Non c’è pace per Pantani. Non c’è pace per la sua famiglia. È una pagina buia del ciclismo e dello sport. Una storia che fa male raccontare ancora oggi. Sono troppe le ombre che ci separano dalla verità. Poco o nulla è stato chiarito: supposizioni, ipotesi, testimonianze più o meno attendibili. Ma qual è la verità? Madonna di Campiglio, nella fase finale di quel maledetto Giro d’Italia del 1999, ha segnato l’inizio della fine del Pirata. La lettera di Marco, resa pubblica dalla madre Tonina, parla di quanto accaduto e urla giustizia.
“A Campiglio la Madonna non c’era quel giorno e ho pagato un prezzo che il mio ben che duro carattere non sopporta. Una macchia indelebile non troppo sincera”, scriveva Pantani.
“Sono stato un pessimo bambino. Un selvaggio e a volte furbo. Ma la bici mi ha portato a conoscere la legge del dare e del raccogliere. Sono diventato discretamente onesto, la mia carriera è stata molto spezzettata dal mio poco feeling con la fortuna”, ammetteva.
“Ma mi sono ritagliato con coraggio e sacrificio non tanto il danaro, ma un po’ di quella giusta gioia ma anche questa subito compressa dal mio personaggio che cresceva e convinceva”, proseguiva il Pirata.
Poi l’inizio della fine: “A Campiglio la Madonna non c’era quel giorno e ho pagato un prezzo che il mio ben che duro carattere non sopporta. Una macchia indelebile non troppo sincera. Sono con la coscienza, per ciò che è Campiglio, pulito. E ciò fa male ancora di più. Sono tornato a casa e tutto di ciò che era possibile è accaduto”.
L’indagine di Forlì, unite alla lettera di Marco, ridanno maggior vigore alla voce di mamma Tonina che, in occasione della presentazione del libro ‘Pantani è tornato’ del giornalista di Premium Sport Davide Dezan, rinnova il suo appello: “Mio figlio Marco l’aveva detto subito: ‘A Campiglio mi hanno fregato’, ma nessuno gli ha mai creduto. Marco aveva scritto: ‘Rivoglio il Giro d’Italia che mi è stato rubato’. Dopo quello che è emerso dall’indagine di Forlì chiedo che venga restituita a mio figlio quella maglia rosa che gli è stata ingiustamente tolta”.

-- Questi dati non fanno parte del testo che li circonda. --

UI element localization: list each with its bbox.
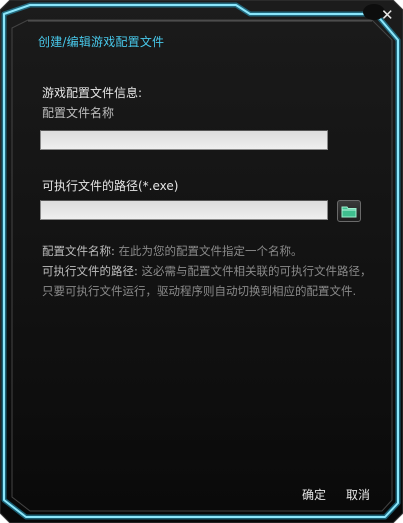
exe-path-label: 可执行文件的路径(*.exe): [42, 179, 179, 193]
profile-name-input[interactable]: [40, 130, 328, 150]
dialog-title: 创建/编辑游戏配置文件: [38, 35, 165, 49]
cancel-button[interactable]: 取消: [346, 486, 370, 503]
folder-icon: [341, 206, 357, 218]
help-text: 配置文件名称: 在此为您的配置文件指定一个名称。 可执行文件的路径: 这必需与配…: [42, 241, 377, 301]
close-button[interactable]: ✕: [361, 4, 399, 34]
close-icon: ✕: [381, 6, 394, 24]
section-heading: 游戏配置文件信息:: [42, 86, 143, 100]
profile-name-label: 配置文件名称: [42, 106, 115, 120]
ok-button[interactable]: 确定: [302, 486, 326, 503]
help-path: 可执行文件的路径: 这必需与配置文件相关联的可执行文件路径，只要可执行文件运行，…: [42, 261, 377, 301]
help-path-key: 可执行文件的路径:: [42, 264, 138, 278]
help-name-key: 配置文件名称:: [42, 244, 115, 258]
profile-dialog: ✕ 创建/编辑游戏配置文件 游戏配置文件信息: 配置文件名称 可执行文件的路径(…: [0, 0, 403, 523]
help-name-text: 在此为您的配置文件指定一个名称。: [118, 244, 303, 258]
exe-path-input[interactable]: [40, 200, 328, 220]
help-name: 配置文件名称: 在此为您的配置文件指定一个名称。: [42, 241, 377, 261]
browse-button[interactable]: [337, 200, 361, 222]
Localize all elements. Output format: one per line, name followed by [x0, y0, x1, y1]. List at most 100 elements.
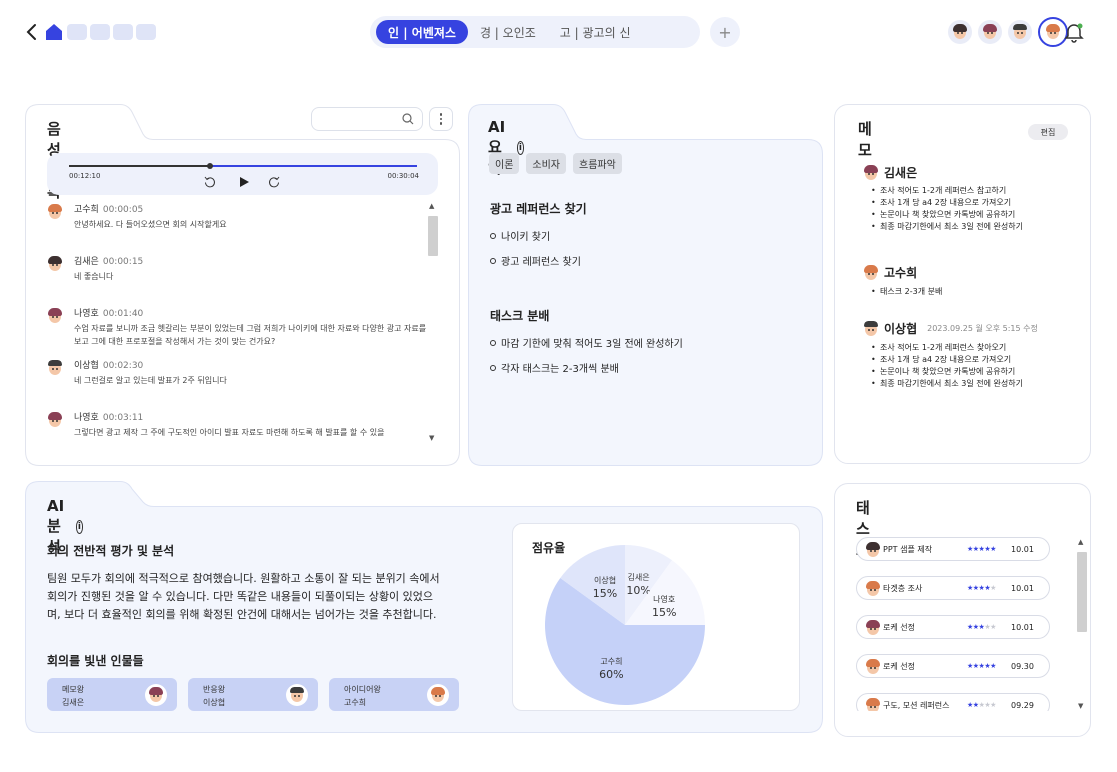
task-item[interactable]: PPT 샘플 제작 ★★★★★ 10.01 [856, 537, 1050, 561]
total-time: 00:30:04 [387, 172, 419, 180]
tab-ad-god[interactable]: 고 | 광고의 신 [548, 20, 643, 44]
memo-timestamp: 2023.09.25 월 오후 5:15 수정 [927, 324, 1038, 333]
task-assignee-avatar [865, 698, 880, 711]
task-scrollbar[interactable]: ▲ ▼ [1075, 536, 1089, 712]
task-item[interactable]: 타겟층 조사 ★★★★★ 10.01 [856, 576, 1050, 600]
award-cards: 메모왕 김새은 반응왕 이상협 아이디어왕 고수희 [47, 678, 459, 711]
pie-slice-label: 김새은 [628, 572, 650, 582]
member-avatars [948, 17, 1068, 47]
current-time: 00:12:10 [69, 172, 101, 180]
speaker-avatar [47, 204, 67, 224]
award-card: 반응왕 이상협 [188, 678, 318, 711]
search-icon [402, 113, 414, 125]
more-options-button[interactable] [429, 107, 453, 131]
room-tabs: 인 | 어벤져스 경 | 오인조 고 | 광고의 신 [370, 16, 700, 48]
analysis-paragraph: 팀원 모두가 회의에 적극적으로 참여했습니다. 원활하고 소통이 잘 되는 분… [47, 572, 440, 621]
memo-edit-button[interactable]: 편집 [1028, 124, 1068, 140]
timestamp: 00:00:05 [102, 205, 144, 215]
task-name: 구도, 모션 레퍼런스 [883, 700, 950, 710]
task-name: PPT 샘플 제작 [883, 544, 933, 554]
member-avatar[interactable] [948, 20, 972, 44]
transcript-message: 김새은 00:00:15 네 좋습니다 [47, 254, 427, 296]
speaker-name: 이상협 [74, 361, 99, 371]
author-avatar [863, 164, 879, 181]
award-card: 아이디어왕 고수희 [329, 678, 459, 711]
task-priority-stars: ★★★★★ [967, 701, 996, 709]
tab-avengers[interactable]: 인 | 어벤져스 [376, 20, 468, 44]
pie-slice-value: 15% [652, 606, 676, 619]
task-priority-stars: ★★★★★ [967, 545, 996, 553]
summary-item: 나이키 찾기 [490, 228, 550, 243]
memo-author: 이상협 2023.09.25 월 오후 5:15 수정 [863, 320, 1038, 337]
speaker-avatar [47, 412, 67, 432]
forward-10-icon[interactable] [268, 176, 280, 188]
back-icon[interactable] [24, 20, 40, 44]
memo-items: 조사 적어도 1-2개 레퍼런스 참고하기 조사 1개 당 a4 2장 내용으로… [870, 185, 1023, 233]
task-item[interactable]: 로케 선정 ★★★★★ 10.01 [856, 615, 1050, 639]
task-due-date: 09.29 [1011, 700, 1034, 710]
keyword-chips: 이론 소비자 흐름파악 [489, 153, 622, 174]
bell-icon[interactable] [1062, 20, 1086, 44]
info-icon[interactable]: i [75, 520, 84, 534]
task-due-date: 10.01 [1011, 544, 1034, 554]
pie-slice-label: 나영호 [653, 594, 675, 604]
message-text: 그렇다면 광고 제작 그 주에 구도적인 아이디 발표 자료도 마련해 하도록 … [74, 428, 385, 437]
task-due-date: 10.01 [1011, 622, 1034, 632]
keyword-chip[interactable]: 이론 [489, 153, 520, 174]
tab-oinjo[interactable]: 경 | 오인조 [468, 20, 548, 44]
task-item[interactable]: 로케 선정 ★★★★★ 09.30 [856, 654, 1050, 678]
task-priority-stars: ★★★★★ [967, 584, 996, 592]
pie-slice-label: 이상협 [594, 575, 616, 585]
member-avatar[interactable] [1008, 20, 1032, 44]
speaker-avatar [47, 256, 67, 276]
message-text: 수업 자료를 보니까 조금 헷갈리는 부분이 있었는데 그럼 저희가 나이키에 … [74, 324, 427, 346]
speaker-name: 나영호 [74, 309, 99, 319]
keyword-chip[interactable]: 소비자 [526, 153, 567, 174]
task-name: 로케 선정 [883, 661, 915, 671]
speaker-avatar [47, 308, 67, 328]
author-avatar [863, 264, 879, 281]
task-assignee-avatar [865, 581, 880, 596]
pie-slice-value: 15% [593, 587, 617, 600]
share-pie-chart: 고수희60%이상협15%김새은10%나영호15% [545, 545, 705, 705]
home-logo-icon [46, 24, 62, 40]
task-assignee-avatar [865, 620, 880, 635]
add-room-button[interactable]: + [710, 17, 740, 47]
task-assignee-avatar [865, 542, 880, 557]
timestamp: 00:00:15 [102, 257, 144, 267]
play-icon[interactable] [238, 176, 250, 188]
rewind-10-icon[interactable] [204, 176, 216, 188]
task-item[interactable]: 구도, 모션 레퍼런스 ★★★★★ 09.29 [856, 693, 1050, 711]
message-text: 안녕하세요. 다 들어오셨으면 회의 시작할게요 [74, 220, 227, 229]
transcript-list: 고수희 00:00:05 안녕하세요. 다 들어오셨으면 회의 시작할게요 김새은… [47, 202, 427, 444]
author-avatar [863, 320, 879, 337]
member-avatar[interactable] [978, 20, 1002, 44]
award-card: 메모왕 김새은 [47, 678, 177, 711]
summary-item: 마감 기한에 맞춰 적어도 3일 전에 완성하기 [490, 335, 683, 350]
highlight-heading: 회의를 빛낸 인물들 [47, 654, 144, 668]
message-text: 네 그런걸로 알고 있는데 발표가 2주 뒤입니다 [74, 376, 227, 385]
task-name: 타겟층 조사 [883, 583, 923, 593]
summary-heading: 광고 레퍼런스 찾기 [490, 202, 587, 216]
award-avatar [427, 684, 449, 706]
speaker-name: 나영호 [74, 413, 99, 423]
analysis-heading: 회의 전반적 평가 및 분석 [47, 544, 175, 558]
pie-slice-label: 고수희 [600, 656, 622, 666]
task-due-date: 09.30 [1011, 661, 1034, 671]
timestamp: 00:02:30 [102, 361, 144, 371]
audio-player: 00:12:10 00:30:04 [47, 153, 438, 195]
task-priority-stars: ★★★★★ [967, 623, 996, 631]
task-list: PPT 샘플 제작 ★★★★★ 10.01 타겟층 조사 ★★★★★ 10.01 로케 선정… [856, 537, 1056, 711]
transcript-message: 이상협 00:02:30 네 그런걸로 알고 있는데 발표가 2주 뒤입니다 [47, 358, 427, 400]
summary-item: 광고 레퍼런스 찾기 [490, 253, 581, 268]
timestamp: 00:03:11 [102, 413, 144, 423]
transcript-search-input[interactable] [311, 107, 423, 131]
keyword-chip[interactable]: 흐름파악 [573, 153, 622, 174]
award-avatar [286, 684, 308, 706]
task-due-date: 10.01 [1011, 583, 1034, 593]
message-text: 네 좋습니다 [74, 272, 114, 281]
app-logo [44, 22, 156, 42]
summary-heading: 태스크 분배 [490, 309, 550, 323]
transcript-scrollbar[interactable]: ▲ ▼ [426, 200, 440, 444]
playback-slider[interactable] [69, 163, 417, 169]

Ricordiamo che a Procura di Forlì e quella di Napoli, dopo le dichiarazioni di Renato Vallanzasca, hanno identificato ed intercettato l’uomo che avrebbe confidato al criminale milanese l’esito del Giro: Pantani, dominatore assoluto fino ad allora, non avrebbe finito la corsa.
L’uomo, vicino alla Camorra, è stato interrogato e successivamente intercettato durante una sua telefonata ad un parente. Questo il testo dell’intercettazione diffuso dalla Procura qualche giorno fa e che Premium Sport ha avuto in esclusiva:
Uomo: “Mi hanno interrogato sulla morte di Pantani.”
Parente: “Noooo!!! Va buò, e che c’entri tu?.”
U: “E che c’azzecca. Allora, Vallanzasca ha fatto delle dichiarazioni.”
P: “Noooo.”
U: “All’epoca dei fatti, nel ’99, loro (i Carabinieri, ndr) sono andati a prendere la lista di tutti i napoletani che erano…”
P: “In galera.”
U: “Insieme a Vallanzasca. E mi hanno trovato pure a me. Io gli davo a mangià. Nel senso che, non è che gli davo da mangiare: io gli preparavo da mangiare tutti i giorni perché è una persona che merita. È da tanti anni in galera, mangiavamo assieme, facevamo società insieme.”
P: “E che c’entrava Vallanzasca con sto Pantani?.”
U: “Vallanzasca poche sere fa ha fatto delle dichiarazioni.”
P: “Una dichiarazione…”
U: “Dicendo che un camorrista di grosso calibro gli avrebbe detto: ‘Guarda che il Giro d’Italia non lo vince Pantani, non arriva alla fine. Perché sbanca tutte ‘e cose perché si sono giocati tutti quanti a isso. E quindi praticamente la Camorra ha fatto perdere il Giro a Pantani. Cambiando le provette e facendolo risultare dopato. Questa cosa ci tiene a saperla anche la mamma.”
P: “Ma è vera questa cosa?.”
U: “Sì, sì, sì… sì, sì.”
Il Pirata amava la salita. Lì dava il meglio di sé, “perché, in fondo, una salita è una cosa anche è normale, assomiglia un po’ alla vita, devi sempre un po’ lottare” cantano, non a caso, gli Stadio pensando a Marco. La salita e la lotta di Pantani continuano. Anche adesso che la sua vita si è esaurita.